Saturday, 28 February 2026

The Masseuse

 

The Masseuse

 

I’m aware that my mouth tastes sour

but not in the sweet, stale way of tinned tuna

and yet I ever brush my teeth on the hour

every hour, take Angel Falls of showers

and yet she clings, in scents so familiar

my waking mind screens and bewilders

any notion of any ranking. Still, she comes,

comes as my fingers are picking, must strum

that unfamiliar bass-line she demanded:

Oh, have you ever seen the rain? It landed

like a love note, a Valentine’s unsigned,

my bleary, blind eyes stretched open to find

had flopped onto the doormat of the mind.

The rain falls, but rises in shocked octaves

I improvised and I joyfully concocted,

where drum fills are like a heartbeat rocked

and she does not pick up her violin awhile,

instead she’s dancing at me, sultry and smiles,

throwing more than pleasing shapes. I play

until she drifts behind where I no longer see,

her fingers grip my neck, and her fingers grip me.

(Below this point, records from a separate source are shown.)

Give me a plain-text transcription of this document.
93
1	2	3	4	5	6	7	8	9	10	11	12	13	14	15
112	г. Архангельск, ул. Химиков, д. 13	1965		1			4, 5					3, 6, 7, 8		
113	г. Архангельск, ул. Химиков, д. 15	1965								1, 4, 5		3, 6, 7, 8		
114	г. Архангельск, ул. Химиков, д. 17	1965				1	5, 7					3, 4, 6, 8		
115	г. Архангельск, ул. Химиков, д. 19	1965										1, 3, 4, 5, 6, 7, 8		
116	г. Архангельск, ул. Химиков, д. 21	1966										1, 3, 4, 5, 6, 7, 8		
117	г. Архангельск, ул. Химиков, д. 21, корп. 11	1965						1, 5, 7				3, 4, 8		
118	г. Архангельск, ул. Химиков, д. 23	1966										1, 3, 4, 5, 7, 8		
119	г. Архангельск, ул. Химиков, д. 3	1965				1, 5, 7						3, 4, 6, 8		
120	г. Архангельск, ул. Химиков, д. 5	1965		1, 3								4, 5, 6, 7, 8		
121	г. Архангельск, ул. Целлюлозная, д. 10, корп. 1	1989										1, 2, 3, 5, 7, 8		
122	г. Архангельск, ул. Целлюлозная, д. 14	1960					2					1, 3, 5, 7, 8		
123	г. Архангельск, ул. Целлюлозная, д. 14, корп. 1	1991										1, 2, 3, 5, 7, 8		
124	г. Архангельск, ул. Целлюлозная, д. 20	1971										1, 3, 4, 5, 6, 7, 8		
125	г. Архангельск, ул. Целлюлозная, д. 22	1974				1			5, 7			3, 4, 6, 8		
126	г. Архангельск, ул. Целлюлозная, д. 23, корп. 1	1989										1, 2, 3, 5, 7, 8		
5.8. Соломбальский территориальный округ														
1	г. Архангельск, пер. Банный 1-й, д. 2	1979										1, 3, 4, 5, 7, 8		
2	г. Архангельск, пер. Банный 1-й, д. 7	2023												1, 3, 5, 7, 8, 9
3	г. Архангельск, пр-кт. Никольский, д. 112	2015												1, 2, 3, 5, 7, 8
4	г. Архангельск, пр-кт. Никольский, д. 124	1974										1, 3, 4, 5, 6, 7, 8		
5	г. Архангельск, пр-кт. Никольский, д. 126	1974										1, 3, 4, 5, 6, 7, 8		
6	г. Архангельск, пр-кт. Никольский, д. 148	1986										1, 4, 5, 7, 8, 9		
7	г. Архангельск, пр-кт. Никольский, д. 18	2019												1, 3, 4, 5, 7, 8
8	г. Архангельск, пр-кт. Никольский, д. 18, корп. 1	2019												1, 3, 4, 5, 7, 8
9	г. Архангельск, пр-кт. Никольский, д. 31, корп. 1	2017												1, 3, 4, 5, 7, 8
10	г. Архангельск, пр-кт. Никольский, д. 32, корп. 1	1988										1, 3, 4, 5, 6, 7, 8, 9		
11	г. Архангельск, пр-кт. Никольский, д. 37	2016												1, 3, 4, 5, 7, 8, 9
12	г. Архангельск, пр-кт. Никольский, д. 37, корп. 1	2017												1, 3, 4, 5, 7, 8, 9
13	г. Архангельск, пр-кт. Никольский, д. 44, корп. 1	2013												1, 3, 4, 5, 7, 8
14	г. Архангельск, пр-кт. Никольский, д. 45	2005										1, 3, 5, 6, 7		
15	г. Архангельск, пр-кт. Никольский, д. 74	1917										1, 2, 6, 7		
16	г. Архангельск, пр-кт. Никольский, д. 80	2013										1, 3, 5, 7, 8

The bad and good notes but one and the same

or, if I play not, I had not even felt the rain

she brings, her fingers with our music play

and the scent of her breath is treble clef away

from my rising bass; and do they not say

good boys do fine always? I know full breasts

are but a whisker, a half-step from a thin vest

that the devil will coat me in. Still, she grips,

twists until weak fingers from my frets slip

with some sort of smile, plays upon her lips,

she shrugs, takes violin and heels my neck -

bows notes yet unwrote and refrains complex.